Earlier this month, we discovered that if you leave an airplane boarding pass lying around, someone could pick it up and run its bar code through a scanner to discover information hidden away that wasn't printed on the actual ticket.
To test that discovery out, most people went to a free online bar code scanner from Inlite Research, a company that specializes in making bar codes. The company's VP of marketing, Michael Salzman, was surprised by the traffic bump he got as a result of the boarding pass incident, and more surprised by what people were scanning.
"Don't most people just use digital boarding passes now?" he said. Inlite Research set up the online bar code scanner a few years ago as a marketing demo, hoping it would make people aware of their company and help them improve their technology. I asked Salzman what people usually submit to the scanner when not freaking out over boarding passes.
"Once we set up this free site, we were amazed by how many people were scanning drivers' licenses," he told me. The company was perplexed why so many people would want to scan their IDs, so they looked more closely at the scans and found that approximately two-thirds of the licenses were fake. Their scanner was mostly getting used by underage wannabe drinkers.
"They're getting fake IDs, and I think they're testing to see what it'll say when it's scanned at a bar," said Salzman. The ID might say one thing, but the information embedded in the bar code might be totally different. Bar codes, which have been around since the 1960s, "are a dumb way to package information into an image," Salzman explained. The black and white bars represent different letters and numbers; bar code scanners simply translate the thickness and thinness of the bars into words.
In some cases, the bar code information on the scanned licenses was a dead giveaway that the ID was fake. "Some are just so poorly produced with issue dates after they expire or preposterous birth dates," said Salzman. "The really cheap ones didn't even have unique barcodes. The information in it didn't match the information on the front of the license at all. We'd see the same bar code on 10 different licenses."
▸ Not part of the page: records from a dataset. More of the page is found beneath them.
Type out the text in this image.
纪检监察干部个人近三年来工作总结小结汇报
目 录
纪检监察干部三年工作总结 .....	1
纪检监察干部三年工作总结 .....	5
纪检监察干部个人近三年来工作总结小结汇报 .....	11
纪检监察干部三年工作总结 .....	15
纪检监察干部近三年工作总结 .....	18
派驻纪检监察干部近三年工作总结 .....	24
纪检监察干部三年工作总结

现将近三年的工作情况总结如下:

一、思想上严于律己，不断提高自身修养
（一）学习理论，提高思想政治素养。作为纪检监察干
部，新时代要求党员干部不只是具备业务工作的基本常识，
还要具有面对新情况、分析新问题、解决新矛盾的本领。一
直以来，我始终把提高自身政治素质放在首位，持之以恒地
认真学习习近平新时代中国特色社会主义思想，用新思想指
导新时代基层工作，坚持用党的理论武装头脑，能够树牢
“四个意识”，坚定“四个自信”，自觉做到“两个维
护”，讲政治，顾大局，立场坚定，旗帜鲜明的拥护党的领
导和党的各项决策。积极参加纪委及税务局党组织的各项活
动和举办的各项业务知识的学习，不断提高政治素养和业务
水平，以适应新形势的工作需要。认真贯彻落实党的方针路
To test this theory out, I scanned McLovin's fake one-name license from the movie Superbad, and found that it was completely bunk. The bar code doesn't scan at all.
Inlite did some research, and realized that the fake IDs were mostly coming from companies that looked to be based in China. In some cases, there was even authorship embedded in the barcodes. From the Washington Post:
When the bar code on the back of the phony licenses is scanned, at the very end of the readout appears “by PARTiTek.”
PARTiTek, responding to an e-mail inquiry, acknowledged that the bar code is the company’s but said it doesn’t produce the licenses.
Inlite found that most of the IDs being scanned on its site were being made by a Chinese company that shut down in 2012, after a U.S. senator sent the Chinese ambassador an angry letter about it.
But despite the crackdown, if you Google "fake ID" today, you still get plenty of results. And Inlite still sees fresh fake ID scans coming in to its online scanner—IDs that it stores until its database fills up, should any law enforcement agency be interested.